Door de Commissie Boertien is in navolging van Leidraad 1 gewezen op de mogelijkheid om bij het beoordelen van bestaande bebouwing en bomen gebruik te maken van wat in Leidraad 1 wordt genoemd het theoretisch profiel.
Dit begrip dat in de Leidraad niet is gedefinieerd wordt door Boertien als volgt gedefinieerd:
Een denkbeeldig minimum profiel van gedefinieerde afmetingen dat binnen het werkelijk aanwezige profiel moet passen. Dit profiel mag niet door vreemde elementen worden doorsneden en moet op zichzelf de waterkerende functie kunnen vervullen.
Door de Commissie Boertien wordt aanbevolen de filosofie met betrekking tot dit profiel nader uit te werken en bij de beoordeling van bestaande bebouwing en bomen te betrekken.

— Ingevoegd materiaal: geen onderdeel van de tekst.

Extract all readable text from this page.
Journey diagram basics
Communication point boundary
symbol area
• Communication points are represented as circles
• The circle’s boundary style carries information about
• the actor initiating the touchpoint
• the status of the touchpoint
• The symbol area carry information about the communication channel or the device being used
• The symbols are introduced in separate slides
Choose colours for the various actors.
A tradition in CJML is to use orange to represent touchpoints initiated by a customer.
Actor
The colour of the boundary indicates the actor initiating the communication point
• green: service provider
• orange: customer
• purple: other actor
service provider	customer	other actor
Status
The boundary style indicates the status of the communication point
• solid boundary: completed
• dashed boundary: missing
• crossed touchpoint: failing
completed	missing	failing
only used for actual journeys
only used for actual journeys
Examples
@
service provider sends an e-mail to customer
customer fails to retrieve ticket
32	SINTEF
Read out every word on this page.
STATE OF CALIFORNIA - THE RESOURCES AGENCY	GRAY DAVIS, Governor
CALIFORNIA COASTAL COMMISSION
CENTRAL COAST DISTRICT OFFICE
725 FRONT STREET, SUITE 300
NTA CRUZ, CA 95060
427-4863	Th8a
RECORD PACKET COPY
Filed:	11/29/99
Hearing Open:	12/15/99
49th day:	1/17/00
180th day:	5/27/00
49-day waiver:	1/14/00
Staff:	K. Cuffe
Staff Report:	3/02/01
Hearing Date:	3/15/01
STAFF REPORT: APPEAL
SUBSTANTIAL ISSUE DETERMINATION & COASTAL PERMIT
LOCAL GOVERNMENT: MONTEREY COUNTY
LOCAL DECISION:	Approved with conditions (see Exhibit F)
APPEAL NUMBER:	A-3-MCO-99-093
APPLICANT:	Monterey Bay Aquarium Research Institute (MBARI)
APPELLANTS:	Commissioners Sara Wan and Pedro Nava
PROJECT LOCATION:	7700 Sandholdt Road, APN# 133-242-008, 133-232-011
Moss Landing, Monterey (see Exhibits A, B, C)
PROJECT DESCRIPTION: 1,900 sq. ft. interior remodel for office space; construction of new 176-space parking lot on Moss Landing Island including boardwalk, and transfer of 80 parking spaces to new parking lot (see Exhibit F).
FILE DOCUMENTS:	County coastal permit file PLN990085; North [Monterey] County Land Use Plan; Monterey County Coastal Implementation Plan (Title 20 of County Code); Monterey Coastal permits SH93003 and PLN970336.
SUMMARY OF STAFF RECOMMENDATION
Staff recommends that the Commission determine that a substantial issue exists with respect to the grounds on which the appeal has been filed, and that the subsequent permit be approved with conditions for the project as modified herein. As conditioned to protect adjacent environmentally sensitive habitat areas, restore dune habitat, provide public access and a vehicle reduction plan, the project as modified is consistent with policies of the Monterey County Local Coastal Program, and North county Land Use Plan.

Aan het toelaten van nieuwbouw op of in het dijklichaam wordt door de Commissie geen aandacht besteed.
Begripsbepalingen
Over het begrip theoretisch profiel bestaat veel spraakverwarring. Bij navraag worden veelal verschillende definities gegeven. In de bestaande praktijk blijkt het begrip theoretisch profiel onder verschillende benamingen en ten behoeve van verschillende doelen te worden gebruikt. Buiten dat worden in het kader van het ontwerpen en beheren van dijken ook andere min of meer gedefinieerde profielen gehanteerd.
Om tot eenduidigheid in benamingen te komen wordt eerst een opsomming gegeven van begrippen en benamingen zoals deze bij voorkeur gebruikt zouden moeten worden. Daarna wordt de filosofie met betrekking tot het beoordelingsprofiel nader uitgewerkt.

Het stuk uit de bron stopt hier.